Once all the congratulatory messages were through. Her mom slid a handful of feathers under the tassel of her graduation cap.
“What’s this for?” Soniya inquired with wide eyes, “Shouldn’t I get only one feather since I just graduated.”
“A feather indicates accomplishments, and this is one of them.”
“My girl, you are Compassionate, Courageous, Hardworking, Creative, and now you’re a graduate proves you’ve accomplished your goal.”
“Aah! Thank you, Mom, for being my inspiration.”

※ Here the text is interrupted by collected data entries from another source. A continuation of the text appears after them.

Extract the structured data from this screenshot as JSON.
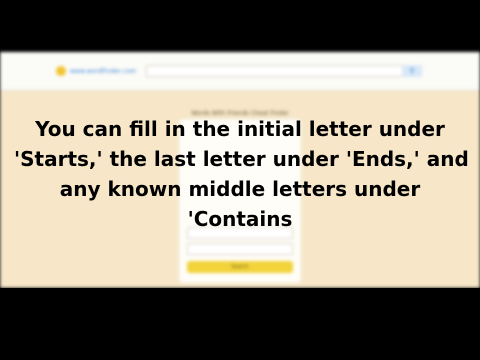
{
  "website": {
    "logo_text": "www.wordfinder.com",
    "search_placeholder": "",
    "search_button_icon": "search-icon",
    "page_heading": "Words With Friends Cheat Finder",
    "form": {
      "field1_placeholder": "",
      "field2_placeholder": "",
      "submit_label": "Search"
    }
  },
  "caption": {
    "lines": [
      "You can fill in the initial letter under",
      "'Starts,' the last letter under 'Ends,' and",
      "any known middle letters under",
      "'Contains"
    ]
  },
  "colors": {
    "page_background": "#f7e7c8",
    "header_background": "#fbfbf7",
    "accent_yellow": "#f2d33a",
    "link_blue": "#2f7dd8",
    "letterbox": "#000000"
  }
}
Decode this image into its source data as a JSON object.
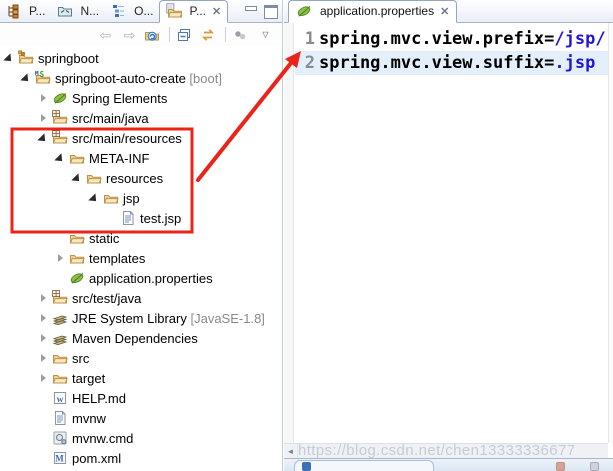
{
  "left_panel": {
    "tabs": [
      {
        "label": "P...",
        "icon": "project-explorer-icon",
        "active": false
      },
      {
        "label": "N...",
        "icon": "navigator-icon",
        "active": false
      },
      {
        "label": "O...",
        "icon": "outline-icon",
        "active": false
      },
      {
        "label": "P...",
        "icon": "package-explorer-icon",
        "active": true,
        "close": "✕"
      }
    ],
    "window_buttons": [
      "minimize-icon",
      "maximize-icon"
    ],
    "toolbar_icons": [
      "back-arrow",
      "forward-arrow",
      "go-into-folder",
      "collapse-all",
      "link-with-editor",
      "focus-view",
      "view-menu"
    ],
    "tree": {
      "items": [
        {
          "label": "springboot",
          "level": 0,
          "caret": "expanded",
          "icon": "workingset-folder"
        },
        {
          "label": "springboot-auto-create",
          "suffix": " [boot]",
          "level": 1,
          "caret": "expanded",
          "icon": "maven-spring-project"
        },
        {
          "label": "Spring Elements",
          "level": 2,
          "caret": "collapsed",
          "icon": "spring-leaf"
        },
        {
          "label": "src/main/java",
          "level": 2,
          "caret": "collapsed",
          "icon": "source-folder"
        },
        {
          "label": "src/main/resources",
          "level": 2,
          "caret": "expanded",
          "icon": "source-folder"
        },
        {
          "label": "META-INF",
          "level": 3,
          "caret": "expanded",
          "icon": "folder"
        },
        {
          "label": "resources",
          "level": 4,
          "caret": "expanded",
          "icon": "folder"
        },
        {
          "label": "jsp",
          "level": 5,
          "caret": "expanded",
          "icon": "folder"
        },
        {
          "label": "test.jsp",
          "level": 6,
          "caret": "none",
          "icon": "text-file"
        },
        {
          "label": "static",
          "level": 3,
          "caret": "none",
          "icon": "folder"
        },
        {
          "label": "templates",
          "level": 3,
          "caret": "collapsed",
          "icon": "folder"
        },
        {
          "label": "application.properties",
          "level": 3,
          "caret": "none",
          "icon": "spring-leaf"
        },
        {
          "label": "src/test/java",
          "level": 2,
          "caret": "collapsed",
          "icon": "source-folder"
        },
        {
          "label": "JRE System Library",
          "suffix": " [JavaSE-1.8]",
          "level": 2,
          "caret": "collapsed",
          "icon": "library"
        },
        {
          "label": "Maven Dependencies",
          "level": 2,
          "caret": "collapsed",
          "icon": "library"
        },
        {
          "label": "src",
          "level": 2,
          "caret": "collapsed",
          "icon": "folder"
        },
        {
          "label": "target",
          "level": 2,
          "caret": "collapsed",
          "icon": "folder"
        },
        {
          "label": "HELP.md",
          "level": 2,
          "caret": "none",
          "icon": "md-file"
        },
        {
          "label": "mvnw",
          "level": 2,
          "caret": "none",
          "icon": "text-file"
        },
        {
          "label": "mvnw.cmd",
          "level": 2,
          "caret": "none",
          "icon": "cmd-file"
        },
        {
          "label": "pom.xml",
          "level": 2,
          "caret": "none",
          "icon": "xml-file"
        }
      ]
    }
  },
  "editor": {
    "tab": {
      "label": "application.properties",
      "icon": "spring-leaf-icon",
      "close": "✕"
    },
    "lines": [
      {
        "number": "1",
        "key": "spring.mvc.view.prefix=",
        "value": "/jsp/",
        "highlighted": false
      },
      {
        "number": "2",
        "key": "spring.mvc.view.suffix=",
        "value": ".jsp",
        "highlighted": true
      }
    ],
    "scrollbar_arrow": "◄"
  },
  "bottom_bar": {
    "icons": [
      "blue-view-icon",
      "red-view-icon",
      "gray-view-icon"
    ]
  },
  "watermark": "https://blog.csdn.net/chen13333336677",
  "colors": {
    "annotation_red": "#ec2318",
    "value_blue": "#2016d2",
    "line_highlight": "#e3effb"
  }
}
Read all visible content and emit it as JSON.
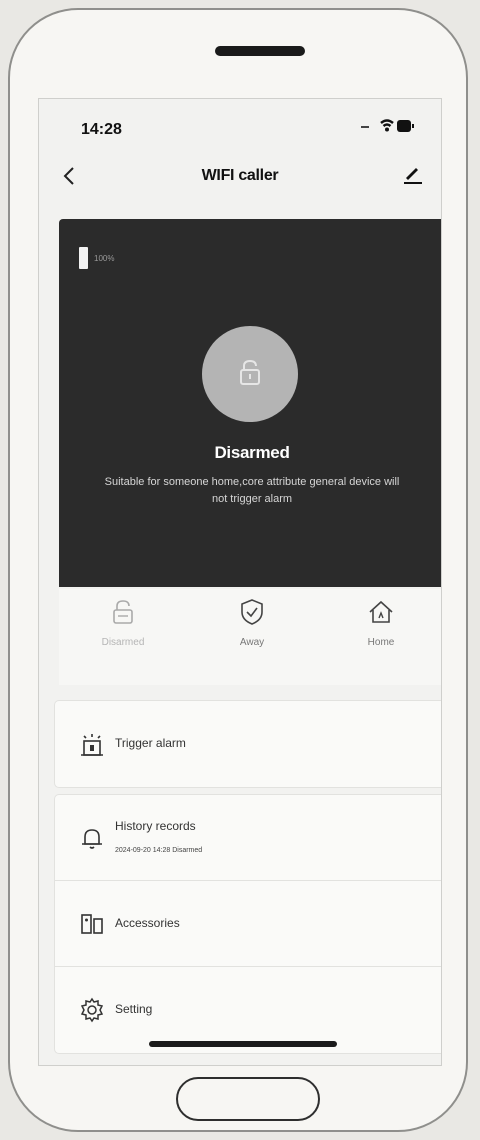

Feather by Ann Edall-Robson
no direction in mind
with the clouds
the open range
for how long
to and fro
listening to the
tossed into the air
to travel across
sashay up and down
jostled to a standstill
thrown to the ground
grassy thorns penetrate
end over end
to a full stop
void of wind
full circle resonates
beginning or end
to line a nest
Red Feathers of 1932 by Charli Mills
She plucked the chicken, swiping a feather from her forehead. Now what, thought Nella. Dumplings tonight wouldn’t stop the hunger pains to come. No more eggs. No more breakfasts for loggers. Loggers turned to the rails. Hoboes for hire. She brushed off her mother’s borrowed apron. When she left the northern peninsula to teach in Detroit, she never imagined she’d return broke. But the economy crashed, no one could pay taxes and schools closed. Capitalism. She growled the word. It had robbed all workers down to the last chicken. Tonight, she’d join Frank at the meeting with the communists.
The Feather by Jenne Gray
She sits on a rock, gazing out across the bay, a halo of sadness around her.
Impregnable it seems.
A lone feather floats on the breeze, hesitates, hovers beside her.
It drifts down and gently grazes her cheek, drawing her from her dark reverie.
She half-smiles, reaches for it.
But it flutters away, teasing…
Surprised, she follows it, tentatively at first, then joining its joyous game…
Until – at last – she sees again the beauty of the bay, the sun sparkling on the water, reflecting the blues too many to describe.
She breathes deeply, smiles.
The feather is gone.
Keepin’ Up by D. Avery
“Not agin!” “Sure hope you ain’t startin’ inta whinin’ ‘bout the prompt Kid.” “Hope is the thing with feathers Pal. She wants us ta round up unicorns agin.” “Horse feathers Kid! Thet ain’t what she’s after.” “Well what does she want then? I cain’t keep up, she moves too fast. Shorty’s all over the place.” “Seems pretty grounded ta me, ‘cept fer all her flights a fancy. Look Kid, jist go at yer own pace. You’ll dream up an idea.” “Reckon.” “What’re ya doin’?” “Gonna take a nap with ma head on this here feather pillow. Perchance ta dream.”